4. Recommended Practices
Use mature open-source implementations, such as Hutool, Baomidou, etc.:
// Hutool example
Snowflake snowflake = IdUtil.getSnowflake(1, 1);
long id = snowflake.nextId();
// Baomidou example (supports auto-derivation from IP/MAC, or manual specification)
DefaultIdentifierGenerator generator = new DefaultIdentifierGenerator(1, 1); // workerId=1, dataCenterId=1
long id = generator.nextId("user");
For medium to large systems, DataCenterId is generally used to identify different computer rooms or AZs (Availability Zones).
The configuration strategy for WorkerId can evolve gradually based on system scale:
- Simple method: Manually specify via configuration files. This method is simple and suitable for development environments or single-machine deployments.
- Standard method: Concatenate the IP and port number (or process ID), hash them, and then modulo by the total number of WorkerIds. It has a certain degree of automation, does not depend on external systems, and is suitable for small to medium-scale deployments.
- Intermediate solution: Rely on a registry center (such as Eureka, Nacos) to assign a number during service registration, ensuring uniqueness in combination with the service ID.
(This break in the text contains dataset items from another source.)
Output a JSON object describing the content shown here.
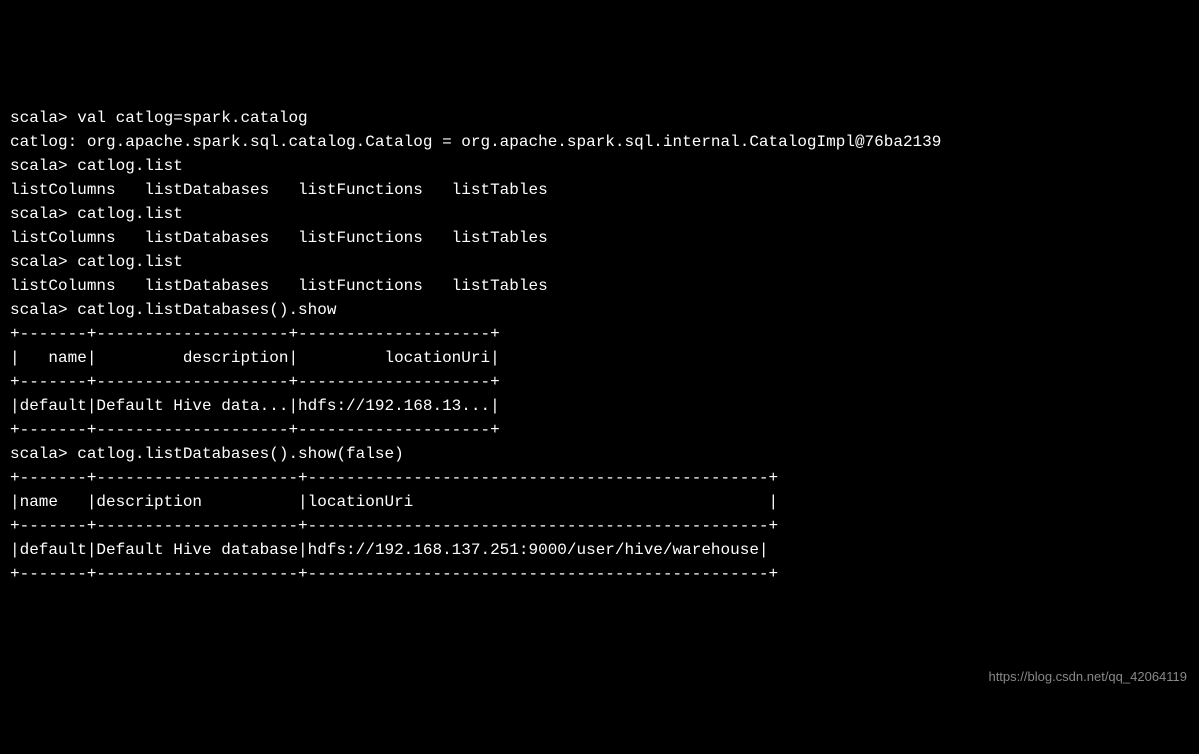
{
  "terminal": {
    "lines": [
      "scala> val catlog=spark.catalog",
      "catlog: org.apache.spark.sql.catalog.Catalog = org.apache.spark.sql.internal.CatalogImpl@76ba2139",
      "",
      "scala> catlog.list",
      "listColumns   listDatabases   listFunctions   listTables",
      "",
      "scala> catlog.list",
      "listColumns   listDatabases   listFunctions   listTables",
      "",
      "scala> catlog.list",
      "listColumns   listDatabases   listFunctions   listTables",
      "",
      "scala> catlog.listDatabases().show",
      "+-------+--------------------+--------------------+",
      "|   name|         description|         locationUri|",
      "+-------+--------------------+--------------------+",
      "|default|Default Hive data...|hdfs://192.168.13...|",
      "+-------+--------------------+--------------------+",
      "",
      "",
      "scala> catlog.listDatabases().show(false)",
      "+-------+---------------------+------------------------------------------------+",
      "|name   |description          |locationUri                                     |",
      "+-------+---------------------+------------------------------------------------+",
      "|default|Default Hive database|hdfs://192.168.137.251:9000/user/hive/warehouse|",
      "+-------+---------------------+------------------------------------------------+"
    ]
  },
  "watermark": "https://blog.csdn.net/qq_42064119"
}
- Advanced solution: Use Redis, Zookeeper, etc., for centralized coordination of WorkerId allocation and release, supporting dynamic scaling and avoiding conflicts.
As the system scale expands, it is recommended to gradually introduce more complex but more reliable mechanisms, avoiding over-engineering from the start.
5. Other Suggestions: Do Not Concatenate Business Identifiers into IDs
Sometimes, to ensure uniqueness, we try to concatenate business information (such as type prefixes, module numbers) into the ID. But this practice brings a series of problems:
- It causes the ID to be non-numeric, losing the original time-increment sorting characteristic, affecting database indexing efficiency;
- The ID length becomes irregular or too long, potentially increasing storage costs and affecting log display and user experience;
- If the meaning of the business field changes, it may also cause data compatibility issues.
A more reliable approach is to store business fields separately, using the ID only for unique identification and sorting.
6. Conclusion
Don't reinvent the wheel for the sake of it, especially for common components. Do not rely on luck.
Top 1 from juejin.cn, machine-translated. The original thread is authoritative.
Single responsibility principle: what the Snowflake algorithm generates is a meaningless primary key; business information encoding should go in a separate field.